Tuesday, January 15, 2008

Kerosene

I am ready to run away. The only things that keep me in place are a series of particular olfactory memories of a time when once, I was free. They have come to symbolise a dreamy point in my existence, before I left those smells, before I fell full thrust into my bewildering new life that began promisingly with a shiny blue bike but eventually became a tale of grown ups and grown up troubles and raised voices and emotional roller coasters and sadness and joy and sorrow and happiness and gloom, cemented with cheap cement that cracked under the slightest pressure.

All my 8 pounds kicked away painfully down the canal of my mother's womb, screeching to sniff the earth, so they say. I arrived on cue, as my mother was asserting her rights to be herself. It turned out that this robust baby with curly hair and plump skin and shiny eyes inadvertently became a physical, mental and ultimately, emotional symbol, of my mother's fight and eventual flight to freedom.

A freedom which remains deep within me, passed as it was from mother to daughter in a blood flow of thoughts and pain. It is a primal call, that seeks to knock, harder and harder upon the inside of my skull, desperate, caged, and screeching as I did on arrival into the world, but politely tucked inside my folds of innards and blood and cells, where no one can hear or see.

When I want to run away, I remember kerosene.

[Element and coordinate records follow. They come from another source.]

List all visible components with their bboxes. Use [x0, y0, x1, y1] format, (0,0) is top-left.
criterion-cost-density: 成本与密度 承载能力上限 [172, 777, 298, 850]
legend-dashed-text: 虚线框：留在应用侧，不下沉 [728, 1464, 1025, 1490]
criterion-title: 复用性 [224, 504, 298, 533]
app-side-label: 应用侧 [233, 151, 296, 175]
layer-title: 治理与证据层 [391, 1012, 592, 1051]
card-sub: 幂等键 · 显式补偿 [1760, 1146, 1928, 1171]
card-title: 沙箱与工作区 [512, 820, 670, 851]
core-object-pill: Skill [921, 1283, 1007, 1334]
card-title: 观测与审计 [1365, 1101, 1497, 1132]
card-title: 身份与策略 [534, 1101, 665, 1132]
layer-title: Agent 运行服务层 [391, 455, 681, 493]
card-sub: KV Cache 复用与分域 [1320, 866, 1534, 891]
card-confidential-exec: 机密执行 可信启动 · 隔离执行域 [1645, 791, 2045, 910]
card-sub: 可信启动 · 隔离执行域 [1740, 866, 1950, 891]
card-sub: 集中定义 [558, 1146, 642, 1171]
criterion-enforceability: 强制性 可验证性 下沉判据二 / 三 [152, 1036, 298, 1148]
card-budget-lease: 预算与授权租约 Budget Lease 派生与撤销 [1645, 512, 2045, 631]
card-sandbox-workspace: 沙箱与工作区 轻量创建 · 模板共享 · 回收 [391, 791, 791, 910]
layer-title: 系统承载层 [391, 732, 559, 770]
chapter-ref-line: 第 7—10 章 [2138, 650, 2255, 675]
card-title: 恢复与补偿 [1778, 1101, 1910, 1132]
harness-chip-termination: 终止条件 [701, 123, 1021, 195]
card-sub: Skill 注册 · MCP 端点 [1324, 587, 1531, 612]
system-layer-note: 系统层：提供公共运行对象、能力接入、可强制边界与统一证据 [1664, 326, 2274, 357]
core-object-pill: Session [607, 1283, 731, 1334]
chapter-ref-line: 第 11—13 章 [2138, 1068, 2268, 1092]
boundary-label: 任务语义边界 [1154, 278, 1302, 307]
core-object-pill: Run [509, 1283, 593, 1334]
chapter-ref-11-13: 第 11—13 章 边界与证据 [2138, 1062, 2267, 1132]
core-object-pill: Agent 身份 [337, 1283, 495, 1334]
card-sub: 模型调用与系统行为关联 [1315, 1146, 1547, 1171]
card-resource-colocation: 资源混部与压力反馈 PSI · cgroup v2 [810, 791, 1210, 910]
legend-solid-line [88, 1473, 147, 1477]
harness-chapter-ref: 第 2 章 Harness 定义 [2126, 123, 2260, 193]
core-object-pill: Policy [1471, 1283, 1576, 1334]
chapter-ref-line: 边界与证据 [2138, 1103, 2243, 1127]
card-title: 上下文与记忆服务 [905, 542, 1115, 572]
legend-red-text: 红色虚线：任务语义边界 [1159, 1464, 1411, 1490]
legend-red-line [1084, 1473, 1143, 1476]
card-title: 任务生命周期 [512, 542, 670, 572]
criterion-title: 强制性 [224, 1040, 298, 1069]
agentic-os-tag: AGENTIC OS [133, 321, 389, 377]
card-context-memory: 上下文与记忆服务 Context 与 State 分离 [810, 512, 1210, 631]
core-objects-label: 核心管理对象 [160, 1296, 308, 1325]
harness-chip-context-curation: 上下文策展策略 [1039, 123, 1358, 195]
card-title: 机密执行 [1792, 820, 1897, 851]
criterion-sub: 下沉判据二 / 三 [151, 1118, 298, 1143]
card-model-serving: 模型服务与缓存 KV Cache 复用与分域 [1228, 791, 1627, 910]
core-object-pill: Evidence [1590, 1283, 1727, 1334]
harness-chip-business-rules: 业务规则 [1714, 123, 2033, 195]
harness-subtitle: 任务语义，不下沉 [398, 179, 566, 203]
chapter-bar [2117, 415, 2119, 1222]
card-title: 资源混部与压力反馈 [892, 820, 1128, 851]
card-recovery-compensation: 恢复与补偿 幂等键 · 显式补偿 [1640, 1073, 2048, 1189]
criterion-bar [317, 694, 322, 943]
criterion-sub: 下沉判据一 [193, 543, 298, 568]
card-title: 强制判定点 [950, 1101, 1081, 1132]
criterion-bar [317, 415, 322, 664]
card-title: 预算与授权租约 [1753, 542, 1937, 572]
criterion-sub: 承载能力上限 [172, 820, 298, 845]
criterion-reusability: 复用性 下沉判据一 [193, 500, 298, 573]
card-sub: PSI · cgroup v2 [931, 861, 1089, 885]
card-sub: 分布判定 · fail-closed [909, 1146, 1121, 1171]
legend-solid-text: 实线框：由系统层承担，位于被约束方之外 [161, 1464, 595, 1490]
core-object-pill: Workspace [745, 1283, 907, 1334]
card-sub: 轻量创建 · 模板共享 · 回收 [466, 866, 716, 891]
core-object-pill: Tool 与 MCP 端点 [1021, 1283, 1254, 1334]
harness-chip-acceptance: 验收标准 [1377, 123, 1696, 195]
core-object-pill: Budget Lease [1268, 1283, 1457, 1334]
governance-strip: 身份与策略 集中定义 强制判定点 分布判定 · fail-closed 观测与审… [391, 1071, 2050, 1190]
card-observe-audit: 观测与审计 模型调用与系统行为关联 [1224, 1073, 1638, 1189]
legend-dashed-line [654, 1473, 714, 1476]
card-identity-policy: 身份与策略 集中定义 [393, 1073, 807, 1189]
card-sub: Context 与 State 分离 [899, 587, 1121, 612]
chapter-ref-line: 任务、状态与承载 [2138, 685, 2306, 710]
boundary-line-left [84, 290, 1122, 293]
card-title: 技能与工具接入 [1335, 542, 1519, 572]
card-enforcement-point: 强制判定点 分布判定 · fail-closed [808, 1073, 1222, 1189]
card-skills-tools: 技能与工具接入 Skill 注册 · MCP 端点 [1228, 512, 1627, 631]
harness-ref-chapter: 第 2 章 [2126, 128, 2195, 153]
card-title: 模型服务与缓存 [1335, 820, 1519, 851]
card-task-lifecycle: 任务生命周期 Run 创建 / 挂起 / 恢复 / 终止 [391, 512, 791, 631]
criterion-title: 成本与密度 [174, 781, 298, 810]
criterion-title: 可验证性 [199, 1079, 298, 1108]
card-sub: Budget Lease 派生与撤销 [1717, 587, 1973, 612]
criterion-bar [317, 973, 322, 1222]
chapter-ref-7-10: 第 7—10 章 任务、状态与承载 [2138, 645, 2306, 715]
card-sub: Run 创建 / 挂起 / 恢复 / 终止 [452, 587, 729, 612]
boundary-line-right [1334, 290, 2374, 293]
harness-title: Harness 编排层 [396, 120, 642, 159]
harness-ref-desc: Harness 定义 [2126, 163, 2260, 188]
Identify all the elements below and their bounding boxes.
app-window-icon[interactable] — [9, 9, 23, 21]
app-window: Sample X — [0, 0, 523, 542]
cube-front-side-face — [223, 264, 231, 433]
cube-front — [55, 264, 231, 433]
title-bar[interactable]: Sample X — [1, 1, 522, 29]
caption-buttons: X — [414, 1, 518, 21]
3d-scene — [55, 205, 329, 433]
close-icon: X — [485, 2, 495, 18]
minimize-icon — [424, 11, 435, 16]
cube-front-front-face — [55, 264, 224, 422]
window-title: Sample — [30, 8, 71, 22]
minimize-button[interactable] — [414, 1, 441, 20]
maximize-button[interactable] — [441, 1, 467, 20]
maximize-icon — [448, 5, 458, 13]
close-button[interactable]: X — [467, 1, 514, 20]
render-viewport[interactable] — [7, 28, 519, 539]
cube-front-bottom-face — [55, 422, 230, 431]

Its smell. Its vapory essence filling my nose with comfort, as the large stove it lit boiled our daily bath water, how the same water spilt and burnt my grandmother's foot, leaving its imprint as a mysterious white map for years to come. How the roaring, noisy blue flame said efficiency and calm and warmth and comfort and towels and powder. Despite the dog-eared fact that any build up of its gases could blow the apartment right out through its windows.

My first olfactory memory. Kerosene.